恩返しは溺甘同居で!?~ハプニングにご注意を!!
10. 『恋』かどうか分からない。
ピピピピピピ……
枕元の携帯電話のアラームが鳴っている。
目を閉じたまま手探りでそれを掴み、アラームを止めた。
「も、もう朝……。
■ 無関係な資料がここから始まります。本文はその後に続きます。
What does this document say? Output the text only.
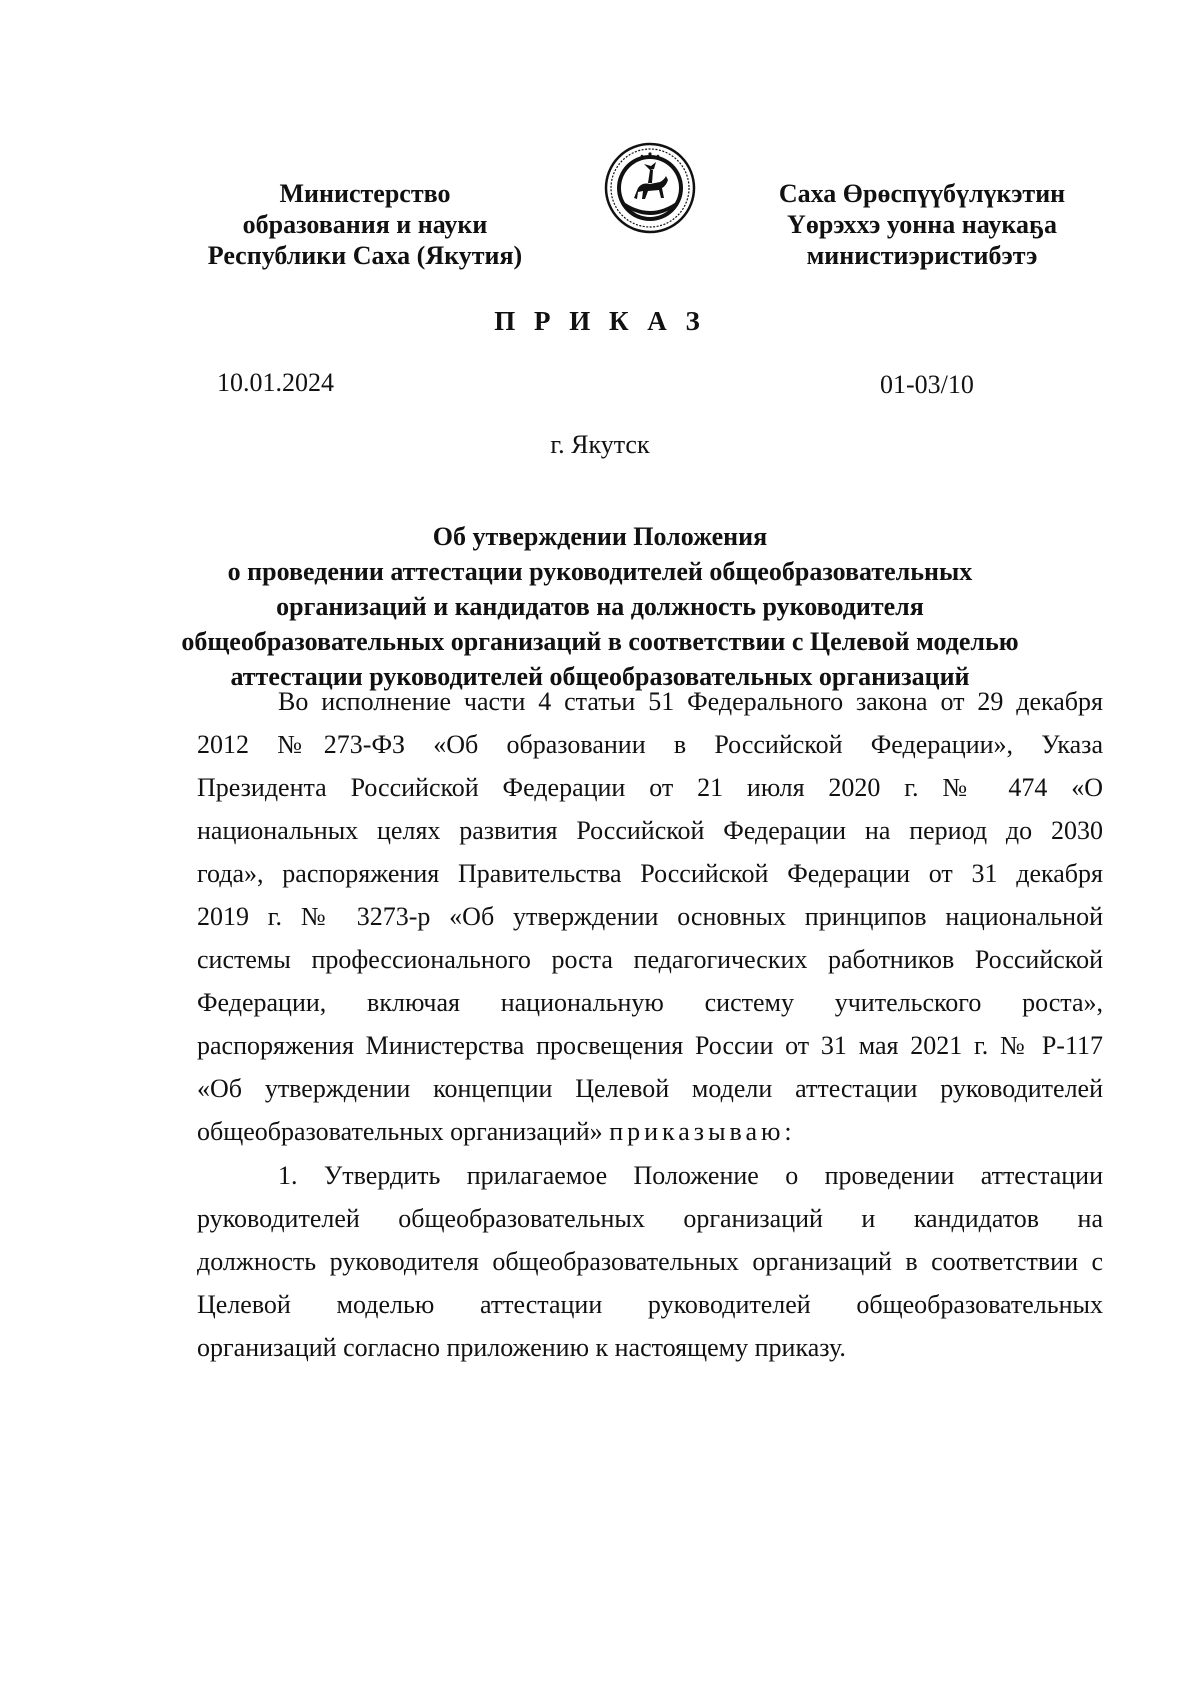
Министерство
образования и науки
Республики Саха (Якутия)
Саха Өрөспүүбүлүкэтин
Үөрэххэ уонна наукаҕа
министиэристибэтэ
П Р И К А З
10.01.2024	01-03/10
г. Якутск
Об утверждении Положения
о проведении аттестации руководителей общеобразовательных
организаций и кандидатов на должность руководителя
общеобразовательных организаций в соответствии с Целевой моделью
аттестации руководителей общеобразовательных организаций
Во исполнение части 4 статьи 51 Федерального закона от 29 декабря
2012 №273-ФЗ «Об образовании в Российской Федерации», Указа
Президента Российской Федерации от 21 июля 2020 г. № 474 «О
национальных целях развития Российской Федерации на период до 2030
года», распоряжения Правительства Российской Федерации от 31 декабря
2019 г. № 3273-р «Об утверждении основных принципов национальной
системы профессионального роста педагогических работников Российской
Федерации, включая национальную систему учительского роста»,
распоряжения Министерства просвещения России от 31 мая 2021 г. № Р-117
«Об утверждении концепции Целевой модели аттестации руководителей
общеобразовательных организаций» приказываю:
1. Утвердить прилагаемое Положение о проведении аттестации
руководителей общеобразовательных организаций и кандидатов на
должность руководителя общеобразовательных организаций в соответствии с
Целевой моделью аттестации руководителей общеобразовательных
организаций согласно приложению к настоящему приказу.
」
なんだかいつもより眠たくて、「もうちょっとだけ」と寝返りを打とうとしたところで、違和感を感じた。
なんかお腹の上が重い…
ゆっくりと目を開くと、寝顔の修平さんのドアップが。
彼は抱きかかえるように私に腕を回している。
なななな、なんで~!?
状況を呑み込めなくて、頭の中はパニックだ。
彼の両腕が私のお腹を挟んでいるので身動きも取れず、背中を冷たい汗が流れた。
息を詰めて、目の前の綺麗な顔を凝視する。
寝ていても充分に魅力的な彼の顔を眺めながら、次々と昨日の記憶が湧いて出て、頭が爆発しそうだ。
動揺のあまり、目の前の寝顔から目を逸らした。
私…あのまま寝ちゃったの!?
私の記憶はベッドサイドに腰かけたまま修平さんに抱きしめられたところまでで途切れている。
あんなに動揺していた自分が、彼の腕に抱かれたまま眠ってしまったなんて、俄かには信じられない。
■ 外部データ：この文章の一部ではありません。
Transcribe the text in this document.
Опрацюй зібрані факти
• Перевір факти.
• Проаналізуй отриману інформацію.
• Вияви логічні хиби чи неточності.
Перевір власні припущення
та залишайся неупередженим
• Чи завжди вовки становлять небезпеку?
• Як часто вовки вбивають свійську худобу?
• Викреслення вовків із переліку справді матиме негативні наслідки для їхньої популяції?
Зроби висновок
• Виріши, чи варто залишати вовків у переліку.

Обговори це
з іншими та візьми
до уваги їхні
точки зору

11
昨夜最後に見た、彼の表情が脳裏に浮かんだ。眉間にしわを寄せて寂しそうだった彼の瞳は、今は閉じられているけれど、寝顔は健やかだ。
「ちゃんと眠れたのかなぁ…?」
「眠れたよ。杏奈のお陰で。」
小さく声に出した疑問に、答えが返ってきた。
びっくりして視線を戻すと、閉じられていると思っていた彼の瞳と重なった。